169 - Assessing Performance of Large Language Models in Answering Image-Based Neonatology Questions
Saturday, April 26, 2025
2:30pm – 4:45pm HST
Publication Number: 169.3931
Ashley Cowan, University of Colorado School of Medicine, Aurora CO, CO, United States; James S. Barry, University of Colorado School of Medicine, centennial, CO, United States
Neonatology Fellow University of Colorado School of Medicine Aurora CO, Colorado, United States
Background: ChatGPT, Claude, and Gemini are publicly available large language models (LLMs) that excel at recognizing and generating human-like language. Some LLMs have achieved passing scores on multiple text-based medical licensing exams. Their performance on image-based, board-style questions in neonatology remains underexplored. Objective: Compare correctness and consistency of ChatGPT-4, Gemini, and Claude on image-based neonatology questions and assess performance with advanced prompts by incorporating role specification and chain-of-thought reasoning. Design/Methods: This comparative study assessed ChatGPT4o, Claude 3.5 Sonnet, and Gemini 1.5 Flash on 66 image-based neonatology questions available from Neonatology Review: Q&A 3rd edition with permission from the editors. Each model received a simple prompt across three trials, spaced two weeks apart, to assess accuracy and consistency. ChatGPT4o was further tested with advanced prompts using role specification and chain-of-thought reasoning. Accuracy, consistency, and response variance were evaluated using descriptive statistics and chi-square tests. Results: ChatGPT4o correctly answered 59.6% (± 3.2%) of the 66 questions, followed by Claude at 51% (± 3.2%), both outperformed Gemini at 23.7% (± 5.3%) of the questions. ChatGPT4o and Claude had equal correct response consistency (variance = 4.33), while Gemini showed greater variability (variance = 12.33). ChatGPT4o repeated responses for 46 of 66 questions (70%), Claude for 44 of 66 (67%), and Gemini for 48 of 66 (73%), reflecting relative stability in responses regardless of accuracy. ChatGPT4o and Claude provided unique explanations for each response and only 3% of Gemini’s explanations were identical. In radiology questions, ChatGPT4o answered 73% correctly, Claude 26.7% and Gemini 0%. Advanced prompting increased ChatGPT4o’s average correct response rate to 66.7% (± 5.3%), although this was not statistically significant (χ² = 1.83, p = 0.116). ChatGPT4o demonstrated similar consistency with advanced prompting, repeating answers for 47 of 66 questions (71%).

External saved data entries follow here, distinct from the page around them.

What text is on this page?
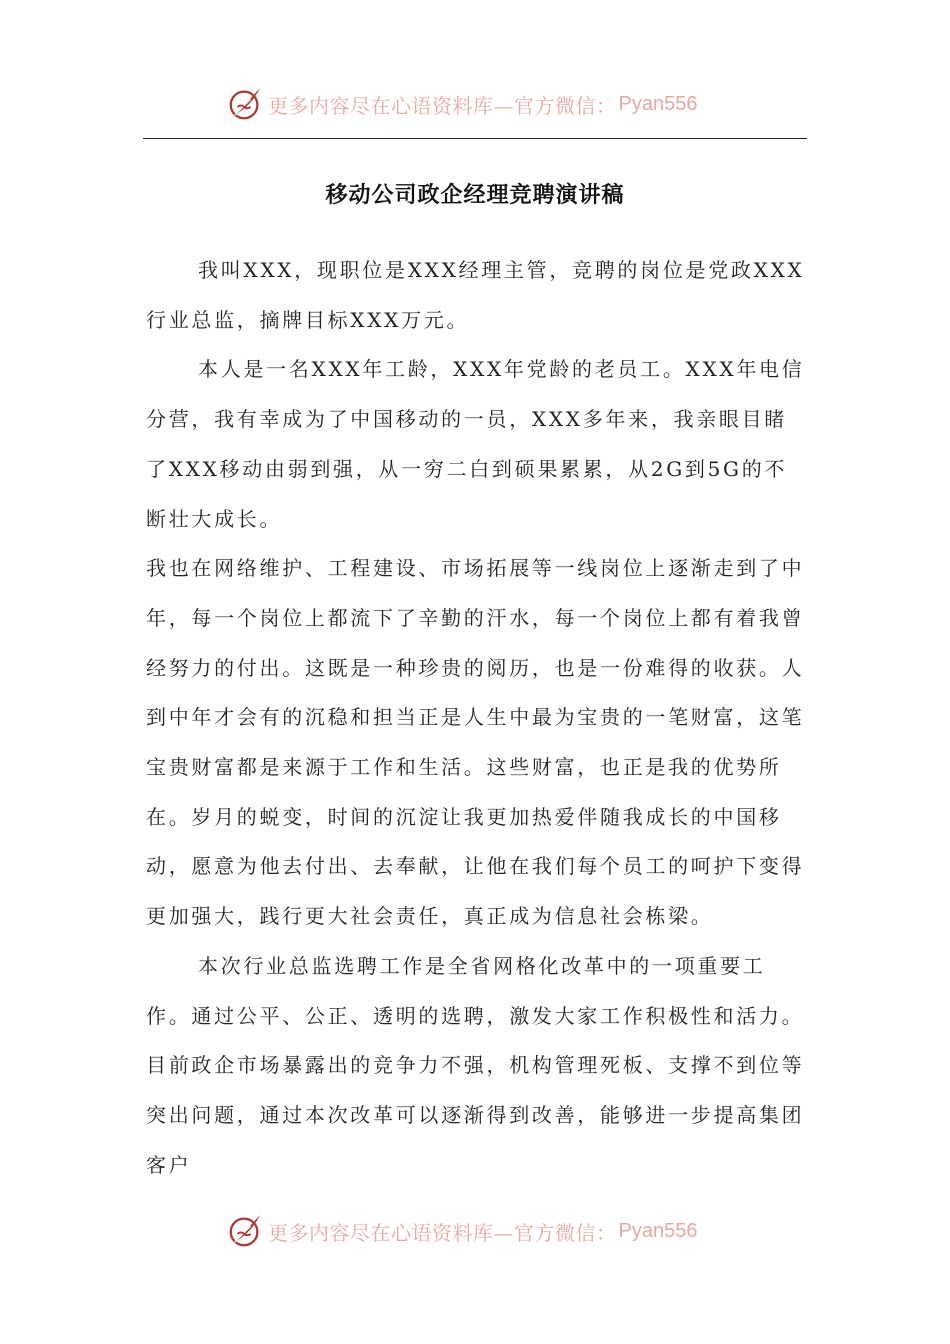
更多内容尽在心语资料库—官方微信： Pyan556
移动公司政企经理竞聘演讲稿

我叫XXX，现职位是XXX经理主管，竞聘的岗位是党政XXX行业总监，摘牌目标XXX万元。

本人是一名XXX年工龄，XXX年党龄的老员工。XXX年电信分营，我有幸成为了中国移动的一员，XXX多年来，我亲眼目睹了XXX移动由弱到强，从一穷二白到硕果累累，从2G到5G的不断壮大成长。

我也在网络维护、工程建设、市场拓展等一线岗位上逐渐走到了中年，每一个岗位上都流下了辛勤的汗水，每一个岗位上都有着我曾经努力的付出。这既是一种珍贵的阅历，也是一份难得的收获。人到中年才会有的沉稳和担当正是人生中最为宝贵的一笔财富，这笔宝贵财富都是来源于工作和生活。这些财富，也正是我的优势所在。岁月的蜕变，时间的沉淀让我更加热爱伴随我成长的中国移动，愿意为他去付出、去奉献，让他在我们每个员工的呵护下变得更加强大，践行更大社会责任，真正成为信息社会栋梁。

本次行业总监选聘工作是全省网格化改革中的一项重要工作。通过公平、公正、透明的选聘，激发大家工作积极性和活力。目前政企市场暴露出的竞争力不强，机构管理死板、支撑不到位等突出问题，通过本次改革可以逐渐得到改善，能够进一步提高集团客户

更多内容尽在心语资料库—官方微信： Pyan556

Conclusion(s): This study reveals that LLMs demonstrate lower accuracy on image-based questions compared to previously reported performances on text-based neonatology questions. Both ChatGPT4o and Claude answered over 50% accuracy and outperformed Gemini. Refined prompting techniques provided only modest performance gains for ChatGPT4o. Further research and prompting approaches will be essential to fully assess the potential of these models as they continue to evolve.